Das zweitschönste Brombeergestrüpp wucherte am Rand eines Zeltplatzes am Oderhaff. Jeden zweiten Sommer waren wir dort. Hier wurde mir mal am Strand das Handtuch geklaut. Wir wohnten in einem ehemaligen Bauwagen, der einen sehr komfortablen Wohnwagen abgab, wenn man sich ein bisschen anstrengte. Ich schlief im Doppelstockbett oben und aß so viele Brombeeren wie ich konnte, bevor ich den anderen welche mitbrachte. Weil sehr viele Kinder auf dem Zeltplatz waren, die auch alle Brombeeren pflücken wollten, erwarb ich eine gewisse Furchtlosigkeit vor Dornen. Ich ging dahin, wo es weh tat. Den Zeltplatz habe ich nach der Wende nie wieder gesehen. Überhaupt habe ich Zeltplätze später gemieden.
Es gab und gibt noch immer ein hervorragendes Brombeergestrüpp an unserem Badesee zuhause. Ich habe ganze Sommer an diesem See verbracht, und nicht nur die Tage. Mein Handtuch lag immer in der Nähe der Brombeeren und wurde dort nie geklaut. Ich hatte dieses Brombeergestrüpp ein bisschen aus den Augen verloren, aber dieses Jahr hat es mir Fäden in die Jeans gezogen. Es gehört zu denen, die sich immer weiter ausgebreitet haben. Ich habe dort fast keine Erntekonkurrenten mehr. Die Hälfte meiner diesjährigen Brombeermarmeladen stammt von dort – gekocht auf dem Campingkocher meiner Mutter in ihrem Bungalow.

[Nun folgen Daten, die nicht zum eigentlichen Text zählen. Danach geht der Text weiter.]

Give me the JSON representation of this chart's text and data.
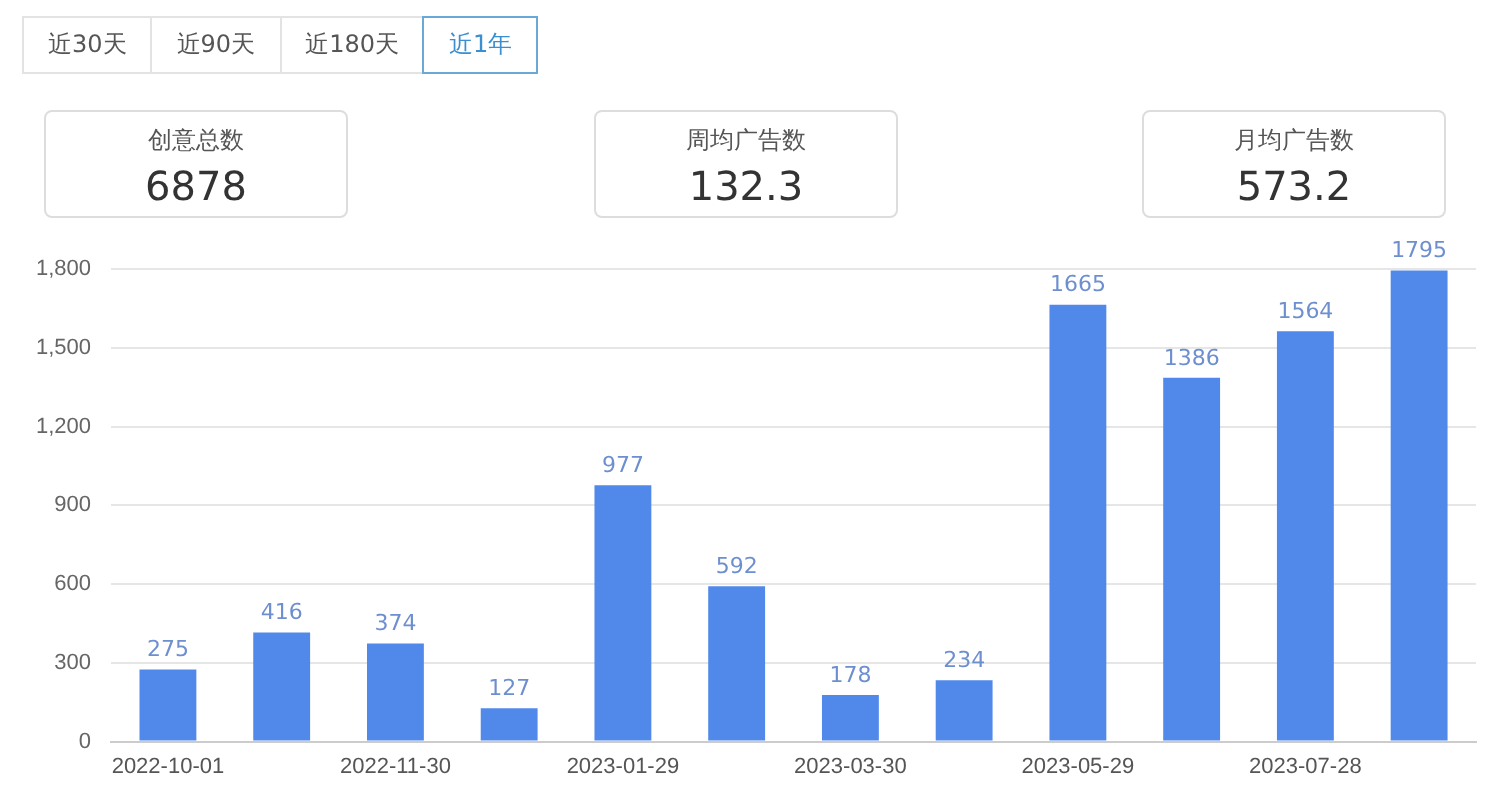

Andere Brombeerhecken fallen mir ein, die ich aber viel weniger als meine betrachtet habe. Teilen musste ich die auf unserem Hof, vom anderen Uropa gepflanzt. Ich teile ungern Essen. Eine weitere lag auf dem Weg zu meiner Schulfreundin, ich bin meist nur daran vorbei gefahren.
Aber in den letzten Jahren habe ich wieder zwei wunderbare Brombeerstellen entdeckt, und auch noch beide im selben Dorf! Ich muss jetzt wahrscheinlich hier zu wohnen kommen, damit sie mir nicht wieder verloren gehen.
Dorfleben (12)
An den heilen Stellen sieht das Dorf wie bei Petterson und Findus aus. Besonders dann, wenn die dicke rote Katze hinten am Zaun zwischen Werkzeugschuppen, Gemüsebeet und Holzkiste sitzt, unbeweglich wie ein Tontopf. Aber an den heilen Stellen hat Berlin auch Altbauten.
Dorfleben (11)
Bei Gewitter ziehen wir alle Stecker raus. Das Telefon hat kein Netz mehr. Zwischen zwei Wetterleuchten schläft das kleine Kind ein. Donner und Regen beunruhigen es nicht. „Mama, bist du noch da?“, fragt es hingegen mit seiner allerkleinsten Mäusestimme, als die Nacht wieder ruhig, klar und dunkel ist.